IMF Urges Eurozone Banks to Bolster Capital Reserves Amid Profitable Period

IMF Urges Eurozone Banks to Bolster Capital Reserves Amid Profitable Period

The International Monetary Fund (IMF) is urging banks in the Eurozone to increase their capital reserves, specifically in jurisdictions where banks are currently reporting high profits.

In a communication addressed to the Eurogroup this week, the IMF emphasizes the need for close monitoring of vulnerabilities stemming from higher interest rates impacting bank balance sheets and the European Central Bank's (ECB) balance sheet contraction affecting liquidity conditions.

While acknowledging the Eurozone banking system's resilience, the IMF believes that tightening financial conditions could expose certain weaknesses.
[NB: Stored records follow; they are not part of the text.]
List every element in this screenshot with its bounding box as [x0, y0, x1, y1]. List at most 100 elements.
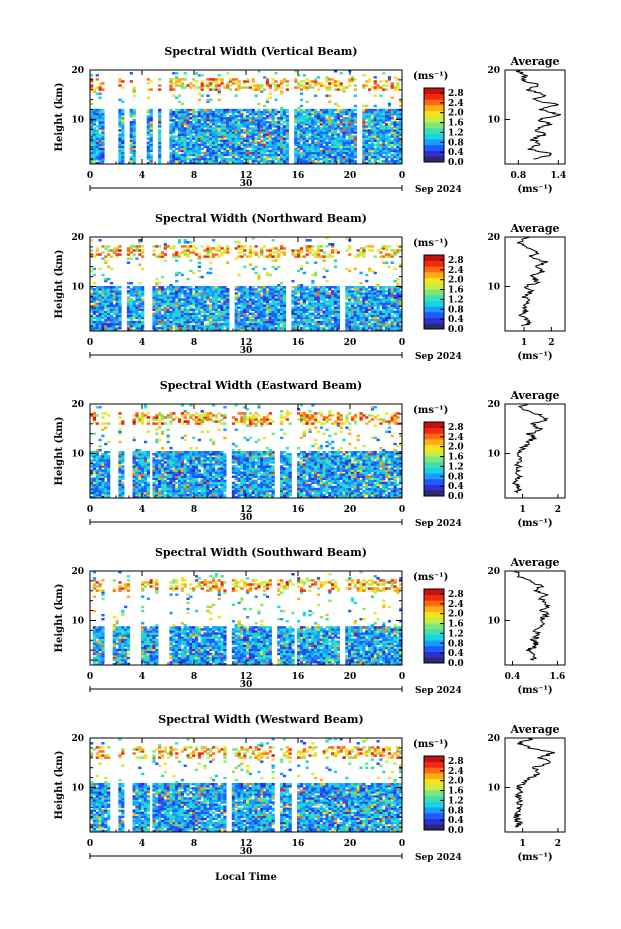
heatmap-cell — [98, 143, 102, 147]
heatmap-cell — [223, 125, 227, 128]
heatmap-cell — [209, 326, 213, 330]
heatmap-cell — [274, 302, 278, 305]
heatmap-cell — [336, 314, 340, 318]
heatmap-cell — [200, 302, 204, 305]
heatmap-cell — [118, 117, 122, 120]
heatmap-cell — [237, 286, 241, 289]
heatmap-cell — [112, 298, 116, 301]
heatmap-cell — [211, 131, 216, 134]
heatmap-cell — [297, 84, 301, 87]
heatmap-cell — [285, 80, 289, 83]
heatmap-cell — [299, 137, 304, 140]
heatmap-cell — [257, 304, 261, 307]
heatmap-cell — [90, 308, 94, 311]
heatmap-cell — [376, 137, 380, 140]
heatmap-cell — [294, 147, 298, 151]
heatmap-cell — [277, 157, 281, 161]
heatmap-cell — [231, 121, 236, 124]
heatmap-cell — [339, 161, 343, 165]
heatmap-cell — [115, 247, 119, 250]
heatmap-cell — [209, 255, 213, 258]
heatmap-cell — [177, 137, 182, 140]
heatmap-cell — [95, 304, 99, 307]
heatmap-cell — [209, 310, 213, 314]
heatmap-cell — [362, 308, 366, 311]
heatmap-cell — [192, 147, 196, 151]
heatmap-cell — [314, 149, 318, 153]
heatmap-cell — [333, 133, 338, 136]
heatmap-cell — [359, 306, 363, 309]
heatmap-cell — [248, 245, 253, 248]
heatmap-cell — [126, 304, 131, 307]
heatmap-cell — [345, 288, 349, 291]
heatmap-cell — [90, 74, 94, 77]
heatmap-cell — [149, 117, 153, 120]
heatmap-cell — [308, 161, 312, 165]
heatmap-cell — [311, 125, 315, 128]
heatmap-cell — [155, 314, 159, 318]
heatmap-cell — [370, 316, 375, 320]
heatmap-cell — [348, 286, 352, 289]
heatmap-cell — [200, 275, 204, 279]
heatmap-cell — [223, 112, 227, 116]
heatmap-cell — [280, 141, 284, 144]
heatmap-cell — [186, 110, 190, 114]
heatmap-cell — [132, 121, 136, 124]
heatmap-cell — [206, 286, 210, 289]
heatmap-cell — [118, 294, 122, 297]
heatmap-cell — [149, 80, 153, 83]
heatmap-cell — [177, 155, 182, 159]
heatmap-cell — [138, 306, 142, 309]
heatmap-cell — [362, 324, 366, 328]
heatmap-cell — [265, 135, 270, 138]
heatmap-cell — [393, 127, 397, 130]
heatmap-cell — [322, 304, 326, 307]
heatmap-cell — [322, 127, 326, 130]
heatmap-cell — [243, 296, 247, 299]
heatmap-cell — [152, 290, 156, 293]
heatmap-cell — [129, 155, 133, 159]
heatmap-cell — [95, 131, 99, 134]
heatmap-cell — [211, 141, 216, 144]
heatmap-cell — [132, 123, 136, 126]
heatmap-cell — [345, 149, 349, 153]
heatmap-cell — [92, 308, 97, 311]
heatmap-cell — [90, 151, 94, 155]
heatmap-cell — [282, 314, 287, 318]
heatmap-cell — [333, 88, 338, 91]
heatmap-cell — [149, 123, 153, 126]
heatmap-cell — [328, 153, 332, 157]
heatmap-cell — [274, 137, 278, 140]
heatmap-cell — [319, 137, 323, 140]
heatmap-cell — [118, 300, 122, 303]
heatmap-cell — [98, 141, 102, 144]
heatmap-cell — [234, 108, 238, 112]
heatmap-cell — [367, 286, 372, 289]
heatmap-cell — [234, 131, 238, 134]
heatmap-cell — [189, 296, 193, 299]
heatmap-cell — [268, 121, 272, 124]
heatmap-cell — [92, 320, 97, 324]
heatmap-cell — [263, 159, 267, 163]
heatmap-cell — [257, 273, 261, 277]
heatmap-cell — [376, 123, 380, 126]
heatmap-cell — [376, 112, 380, 116]
heatmap-cell — [246, 145, 250, 149]
heatmap-cell — [382, 145, 386, 149]
heatmap-cell — [254, 137, 258, 140]
heatmap-cell — [197, 294, 202, 297]
heatmap-cell — [399, 133, 403, 136]
heatmap-cell — [382, 300, 386, 303]
heatmap-cell — [248, 302, 253, 305]
heatmap-cell — [339, 114, 343, 118]
heatmap-cell — [211, 123, 216, 126]
heatmap-cell — [251, 292, 255, 295]
heatmap-cell — [135, 310, 139, 314]
heatmap-cell — [248, 328, 253, 332]
heatmap-cell — [297, 125, 301, 128]
heatmap-cell — [223, 149, 227, 153]
heatmap-cell — [316, 298, 321, 301]
heatmap-cell — [339, 129, 343, 132]
heatmap-cell — [98, 112, 102, 116]
heatmap-cell — [271, 125, 275, 128]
In its comprehensive report, the IMF outlines three key observations:

Firstly, Eurozone banks have robust capital and liquidity positions and have benefited from higher profits. This is due to the faster growth of their assets' returns compared to the cost of their liabilities, primarily driven by stable deposit interest rates.

Secondly, the increasing cost of funding due to upcoming repayments of Targeted Longer-Term Refinancing Operations (TLTRO) by the ECB and intensified competition for deposits, along with the deterioration in credit quality, could erode banking profits and potentially reduce capital.
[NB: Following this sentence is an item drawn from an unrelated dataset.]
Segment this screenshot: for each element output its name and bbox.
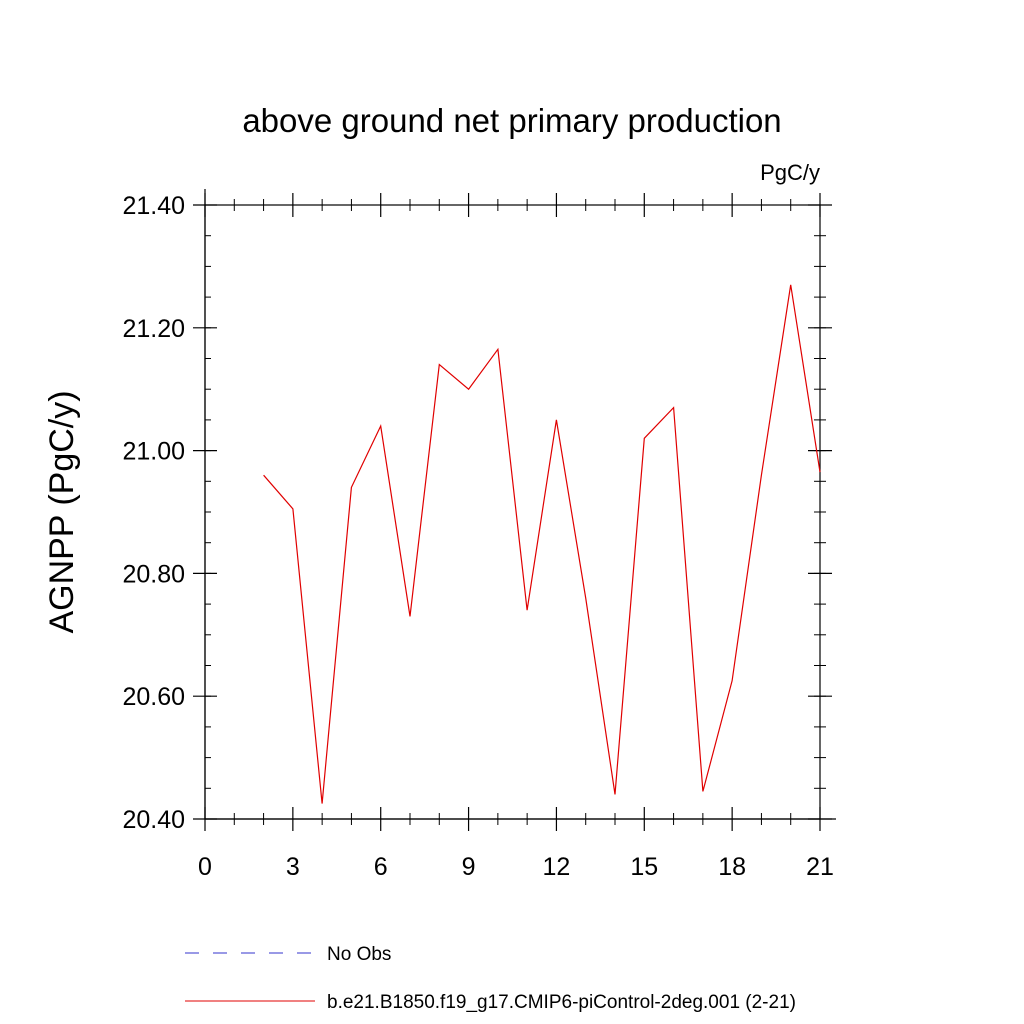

Thirdly, conducting continuous stress testing exercises and disclosing banking credit, interest rate, and liquidity risks would help alleviate concerns about financial stability risks.

Vulnerabilities and disruptions

Highlighting increased instability, the IMF also identifies vulnerabilities in the non-banking financial intermediation (NBFI) sector, emphasizing the need for close monitoring and an enhanced macroprudential toolkit.

"The heightened instability in financial markets has raised liquidity requirements for certain NBFI entities with significant exposures to financial derivatives. Additionally, investment funds (including those investing in real estate) may be compelled to reduce leverage as financial conditions tighten." So far, the deleveraging process in the NBFI sector has been smooth, but broader application of macroprudential tools limiting leverage and liquidity mismatches would help reduce systemic risk.

Referring to recent financial disruptions, the IMF underscores the need for further strengthening of the EU's financial architecture, particularly through reforming the crisis management and deposit insurance framework (CMDI).

Explaining that the reform would expand the EU's resolution powers to more banks and enhance resolution funding arrangements, which is a step in the right direction, the IMF suggests that greater flexibility in developing resolution funding would be welcomed. This would assist authorities in swiftly handling bank failures and containing systemic risk.

ICYMI: The IMF report on Cyprus

The IMF projected a slowdown in the Cypriot economy in 2023, with growth expected to reach approximately 2.5%. This decline can be attributed to several factors, including a decrease in household incomes, tighter financial conditions, and the delayed impact of sanctions against Russia. Despite these challenges, the IMF commended Cyprus for its financial resilience in the face of Russia's invasion of Ukraine.

The Fund also emphasized the importance of a tight fiscal policy, addressing non-performing loans (NPLs), and sustaining primary surpluses to reduce public debt. Risks in the banking sector persist, and efforts should be made to address credit risks and facilitate faster resolution of NPLs. Streamlining immigration processes, improving housing affordability, and implementing reforms within the Recovery and Resilience Plan (RRP) were recommended. The IMF also highlighted the need for adopting a greener growth model and making substantial investments in renewable energy sources and digital infrastructure.